For the steps below follow along with my code on Github.
Shuffle and Split input data into Train and Val
The data downloaded will have 2 folders one for Positive and one for Negative. We need to split this into train and val. The code snippet below will create new folders for train and val and randomly shuffle 85% of the data into train and rest into val.
Apply Transformations
Pytorch makes it easy to apply data transformations which can augment training data and help the model generalize. The transformations I chose were random rotation, random horizontal and vertical flip as well as random color jitter. Also the each channel is divided by 255 and then normalized. This helps with the neural network training.
Pretrained Model
We are using a Resnet 50 model pretrained on ImageNet to jump start the model. To learn more about ResNet models please read this blog from me. As shown below the ResNet50 model consists of 5 stages each with a convolution and Identity block. Each convolution block has 3 convolution layers and each identity block also has 3 convolution layers. The ResNet-50 has over 23 million trainable parameters. We are going to freeze all these weights and 2 more fully connected layers — The first layer has 128 neurons in the output and the second layer has 2 neurons in the output which are the final predictions.

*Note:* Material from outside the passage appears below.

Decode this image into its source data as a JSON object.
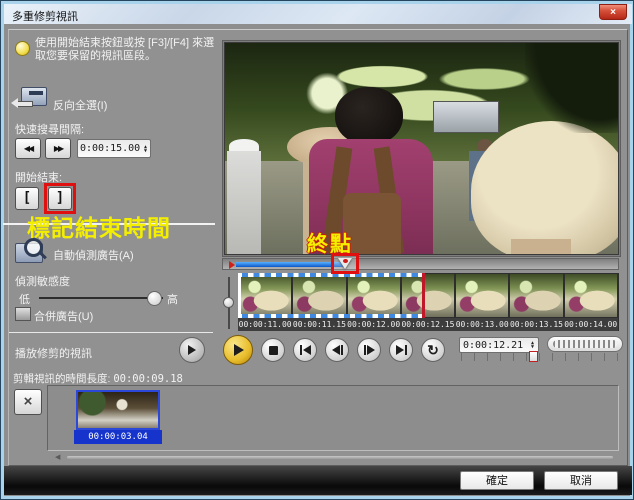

As shown by the model summary, this model has 23 Million non trainable parameters and 262K trainable parameters
We used Adam as the optimizer and train the model for 6 epochs.
Model Training and Prediction on Real Images
We use transfer learning to then train the model on the training data set while measuring loss and accuracy on the validation set. As shown by the loss and accuracy numbers below, the model trains very quickly. After the 1st epoch, train accuracy is 87% and validation accuracy is 97%!. This is the power of transfer learning. Our final model has a validation accuracy of 98.4%.

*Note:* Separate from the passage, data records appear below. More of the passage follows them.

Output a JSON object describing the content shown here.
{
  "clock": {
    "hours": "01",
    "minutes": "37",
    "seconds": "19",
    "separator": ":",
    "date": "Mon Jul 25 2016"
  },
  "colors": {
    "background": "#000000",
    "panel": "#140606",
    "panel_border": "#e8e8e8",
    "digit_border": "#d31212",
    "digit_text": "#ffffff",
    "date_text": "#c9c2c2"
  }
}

Testing the model on Real World Images
Now comes the most interesting part. Yes the model works on the validation data but we want to make sure it also works on unseen data from the internet. To test this, we take random images of cracked concrete structures and cracks in road surface. These images are much bigger than our training images. Remember the model was trained on crops of 227,227 pixels. We now break the input image into small patches and run the prediction on it. If the model predicted crack, we color the patch red (cracked) else color the patch green. The following code snippet does this.
The model does very well on images that it has not seen before. As shown in the image below, the model is able to detect a very long crack in concrete by processing 100s of patches on the image.

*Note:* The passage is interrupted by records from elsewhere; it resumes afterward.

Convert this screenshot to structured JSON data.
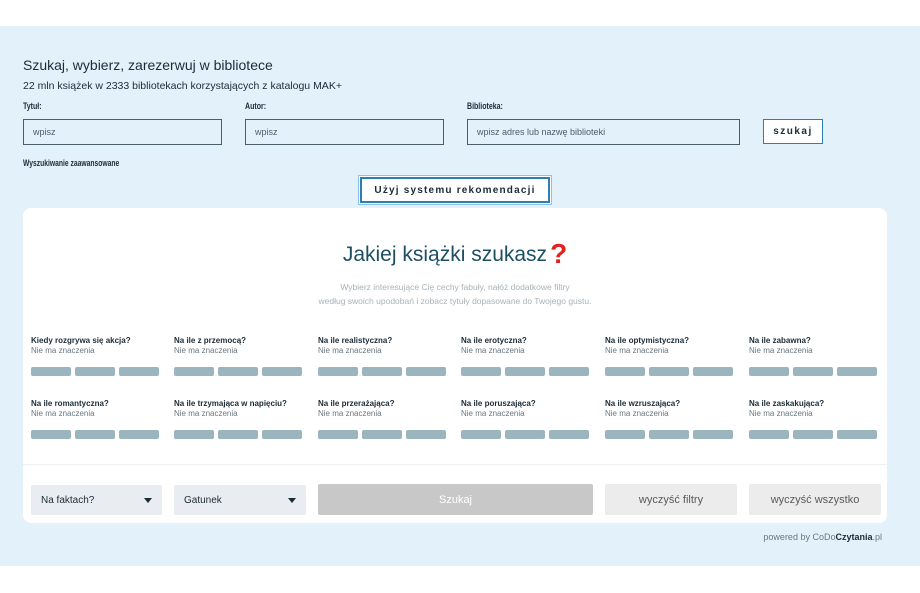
{
  "header": {
    "title": "Szukaj, wybierz, zarezerwuj w bibliotece",
    "subtitle": "22 mln książek w 2333 bibliotekach korzystających z katalogu MAK+"
  },
  "search": {
    "title_label": "Tytuł:",
    "title_placeholder": "wpisz",
    "author_label": "Autor:",
    "author_placeholder": "wpisz",
    "library_label": "Biblioteka:",
    "library_placeholder": "wpisz adres lub nazwę biblioteki",
    "search_button": "szukaj",
    "advanced_link": "Wyszukiwanie zaawansowane",
    "recommend_button": "Użyj systemu rekomendacji"
  },
  "recommender": {
    "title": "Jakiej książki szukasz",
    "title_mark": "?",
    "desc_line1": "Wybierz interesujące Cię cechy fabuły, nałóż dodatkowe filtry",
    "desc_line2": "według swoich upodobań i zobacz tytuły dopasowane do Twojego gustu.",
    "filters": [
      {
        "question": "Kiedy rozgrywa się akcja?",
        "value": "Nie ma znaczenia"
      },
      {
        "question": "Na ile z przemocą?",
        "value": "Nie ma znaczenia"
      },
      {
        "question": "Na ile realistyczna?",
        "value": "Nie ma znaczenia"
      },
      {
        "question": "Na ile erotyczna?",
        "value": "Nie ma znaczenia"
      },
      {
        "question": "Na ile optymistyczna?",
        "value": "Nie ma znaczenia"
      },
      {
        "question": "Na ile zabawna?",
        "value": "Nie ma znaczenia"
      },
      {
        "question": "Na ile romantyczna?",
        "value": "Nie ma znaczenia"
      },
      {
        "question": "Na ile trzymająca w napięciu?",
        "value": "Nie ma znaczenia"
      },
      {
        "question": "Na ile przerażająca?",
        "value": "Nie ma znaczenia"
      },
      {
        "question": "Na ile poruszająca?",
        "value": "Nie ma znaczenia"
      },
      {
        "question": "Na ile wzruszająca?",
        "value": "Nie ma znaczenia"
      },
      {
        "question": "Na ile zaskakująca?",
        "value": "Nie ma znaczenia"
      }
    ],
    "facts_select": "Na faktach?",
    "genre_select": "Gatunek",
    "search_button": "Szukaj",
    "clear_filters": "wyczyść filtry",
    "clear_all": "wyczyść wszystko"
  },
  "footer": {
    "powered_prefix": "powered by ",
    "brand_part1": "CoDo",
    "brand_part2": "Czytania",
    "brand_suffix": ".pl"
  },
  "colors": {
    "banner_bg": "#e3f1fa",
    "accent_blue": "#2c7fb0",
    "title_teal": "#1d4f63",
    "question_red": "#e32222",
    "segment": "#9bb5bf"
  }
}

Further more I tested the model on road cracks too. This model was not trained on road surfaces but it does very well in picking road cracks too!
More real world images and model predictions on them are shared on the github link for this project.
Conclusion
This blog shows how easy it has become to build real world applications using deep learning and open source data. This entire work took half a day and outputs a practical solution. I hope you try the code for yourself and test it on more real world images.